Pablo Picasso was born on October 25th, 1881 to a middle-class family in the city of Malaga in southern Spain. He was born to Maria Picasso y Lopez and Jose Ruiz y Blasco. Picasso displayed an early love for art and traveled often in his earlier years. During his first visits to Paris (and despite not knowing a lick of French), he was never lonely and soon found himself a growing gang of artists friends. Some include critic and poet Max Jacob, who helped Picasso learn French, Ramon Casas, who visited the Exposition Universelle of 1900 with Picasso, and Charles Casagemas, who helped him settle into the studio of Isidro Nonell on rue Gabrielle. In 1904, he decides to settle down in Paris, living in the Bateau-Lavoir and frequenting Montmartre, a common-ground for him and many other starving artists. These times marked the end his Blue Period, a time most notable for his many gloomy blue hues and occasional pop of warm colors. One piece most notable during this period is La Vie, created a year before his final move to Paris, and inspired by the suicide of his friend Casagemas.
The ending of this period was brought upon by him being in Paris and falling for the city’s cheerfulness and numerous lovers. Picasso started to paint in more pink hues, thus bringing in his Rose Period. He also used a lot of circus themes and harlequin symbolism; this imagery was heavily inspired by Picasso frequenting Cirque Medrano, a circus located on the corner of Montmartre. After this period, Picasso was inspired by African art and masks he saw in the Musee d’Ethnographie du Trocadero, located in the Trocadero Palace in Paris’ 16th arrondissement. He fused the inspiration gained from these so-called “primitive” relics and his previous period’s art style to make numerous pieces, including one of his most famous works, Les Demoiselles d'Avignon. Viewing the thousands of pieces made in Picasso’s time in Paris, one would not be wrong in assuming that Picasso had a keen fixation of sex and the female anatomy, potentially inspired by the multitude of prostitutes and models he would find in the city.
Picasso’s African-inspired Period was soon followed by his Cubism Periods. During this time, Picasso developed a new group of friends in Montmartre in Paris’ 18th arrondissement, who all shared the love of creating and/or consuming art. This group included writers and poets Gertrude Stein and Guillaume Apollinaire, to name a few. In 1907, Picasso met French painter Georges Barque, and two years later created a style of cubism called Analytic Cubism together. Around the end of the Analytic Cubism period, 1911 to be exact, the world-famous painting Mona Lisa was stolen from the Louvre. Apollinaire was the first person in La Bande a’ Picasso to be interrogated for suspicion of stealing the piece, soon being imprisoned in the Montparnasse district’s Prision de La Sante. The French Prison Service soon questioned Picasso for the theft, before soon dismissing the case.

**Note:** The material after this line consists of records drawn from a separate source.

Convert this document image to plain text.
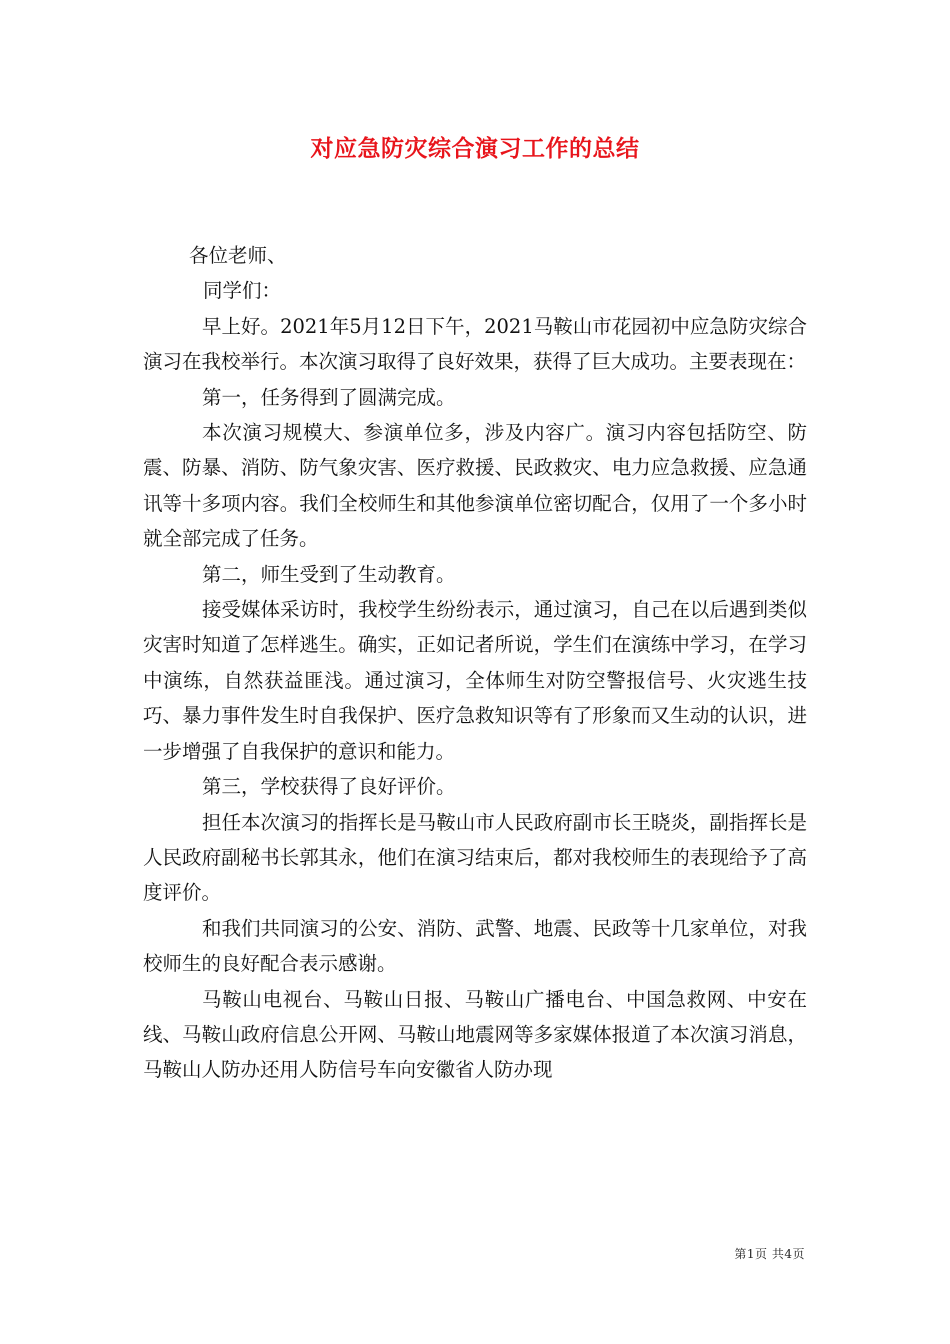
对应急防灾综合演习工作的总结

各位老师、

同学们：

早上好。2021年5月12日下午，2021马鞍山市花园初中应急防灾综合演习在我校举行。本次演习取得了良好效果，获得了巨大成功。主要表现在：

第一，任务得到了圆满完成。

本次演习规模大、参演单位多，涉及内容广。演习内容包括防空、防震、防暴、消防、防气象灾害、医疗救援、民政救灾、电力应急救援、应急通讯等十多项内容。我们全校师生和其他参演单位密切配合，仅用了一个多小时就全部完成了任务。

第二，师生受到了生动教育。

接受媒体采访时，我校学生纷纷表示，通过演习，自己在以后遇到类似灾害时知道了怎样逃生。确实，正如记者所说，学生们在演练中学习，在学习中演练，自然获益匪浅。通过演习，全体师生对防空警报信号、火灾逃生技巧、暴力事件发生时自我保护、医疗急救知识等有了形象而又生动的认识，进一步增强了自我保护的意识和能力。

第三，学校获得了良好评价。

担任本次演习的指挥长是马鞍山市人民政府副市长王晓炎，副指挥长是人民政府副秘书长郭其永，他们在演习结束后，都对我校师生的表现给予了高度评价。

和我们共同演习的公安、消防、武警、地震、民政等十几家单位，对我校师生的良好配合表示感谢。

马鞍山电视台、马鞍山日报、马鞍山广播电台、中国急救网、中安在线、马鞍山政府信息公开网、马鞍山地震网等多家媒体报道了本次演习消息，马鞍山人防办还用人防信号车向安徽省人防办现

第1页 共4页
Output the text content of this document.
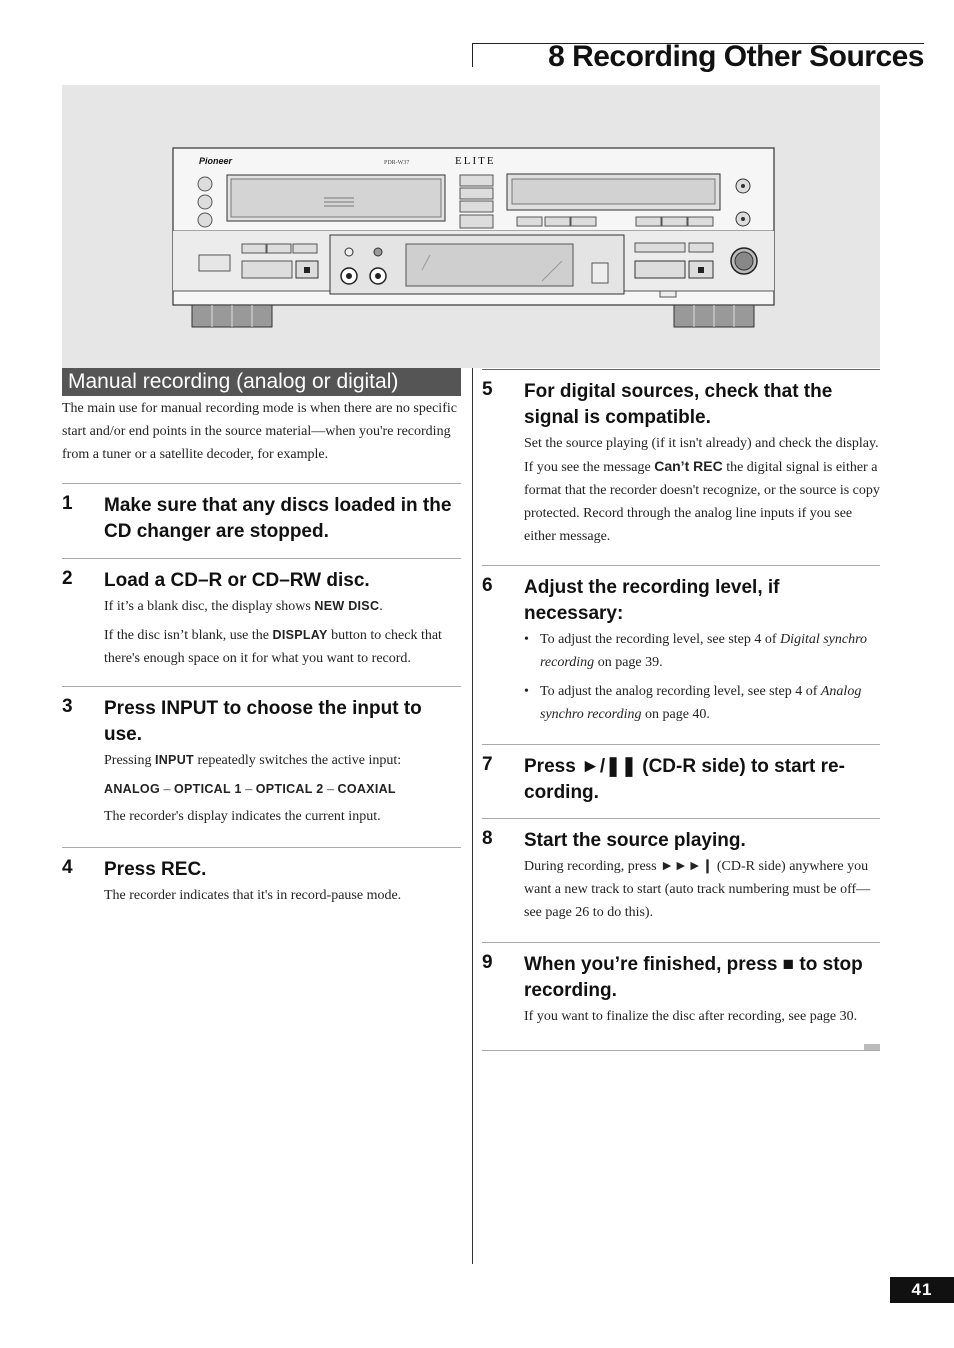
8 Recording Other Sources
Pioneer	PDR-W37	ELITE
Manual recording (analog or digital)
The main use for manual recording mode is when there are no specific start and/or end points in the source material—when you're recording from a tuner or a satellite decoder, for example.
1 Make sure that any discs loaded in the CD changer are stopped.
2 Load a CD–R or CD–RW disc.
If it’s a blank disc, the display shows NEW DISC.
If the disc isn’t blank, use the DISPLAY button to check that there's enough space on it for what you want to record.
3 Press INPUT to choose the input to use.
Pressing INPUT repeatedly switches the active input:
ANALOG – OPTICAL 1 – OPTICAL 2 – COAXIAL
The recorder's display indicates the current input.
4 Press REC.
The recorder indicates that it's in record-pause mode.
5 For digital sources, check that the signal is compatible.
Set the source playing (if it isn't already) and check the display. If you see the message Can’t REC the digital signal is either a format that the recorder doesn't recognize, or the source is copy protected. Record through the analog line inputs if you see either message.
6 Adjust the recording level, if necessary:
• To adjust the recording level, see step 4 of Digital synchro recording on page 39.
• To adjust the analog recording level, see step 4 of Analog synchro recording on page 40.
7 Press ►/❚❚ (CD-R side) to start re-cording.
8 Start the source playing.
During recording, press ►►►❙ (CD-R side) anywhere you want a new track to start (auto track numbering must be off—see page 26 to do this).
9 When you’re finished, press ■ to stop recording.
If you want to finalize the disc after recording, see page 30.
41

Soon after, Picasso went into his Synthetic Cubism phase, where collaging was introduced to his art. Some of these pieces withheld messages about the crumbling politics of Europe at the time, and soon after World War I broke out. During the war, Picasso was left in Paris, unlike some of his French comrades who were drafted to fight for France. Though this broke apart the group of art creators and appreciators, this gave him time to work more, bringing in his somber Neoclassicism and Surrealism Period. During these times, he began to go through an artistic shift, due to the end of WWI and the dawn of the French Surrealist Movement. Around the times of World War II, Picasso remained in Paris as it was under German occupation. There he made another one of his most famous pieces, Guernica, after the German bombing of Guernica in Spain. This piece, and a lot of the pieces that followed, were set in darker, duller tones to exemplify the dark times that he and the world faced.
Picasso stayed in Paris during WWII, and despite suffering through Gustapo harassment, continued to create. Through his later years, he made pieces that reflected his previous art styles he acquired throughout his journey and life in Paris. He died in 1973 due to heart failure. Musee Picasso, a gallery in the Hotel Sale, continues to carry on his legacy. The museum is located on rue de Thorigny, in Paris’ Marais district in the 3rd arrondissement. Musee Picasso showcases thousands of his pieces he made over the course of his life, including some Self-Portraits and Tête de femme n°5 (Portrait de Dora Maar). Though taking a five-year closure for renovation, the museum is still open to this day, honoring the heritage of a star, icon, and creator.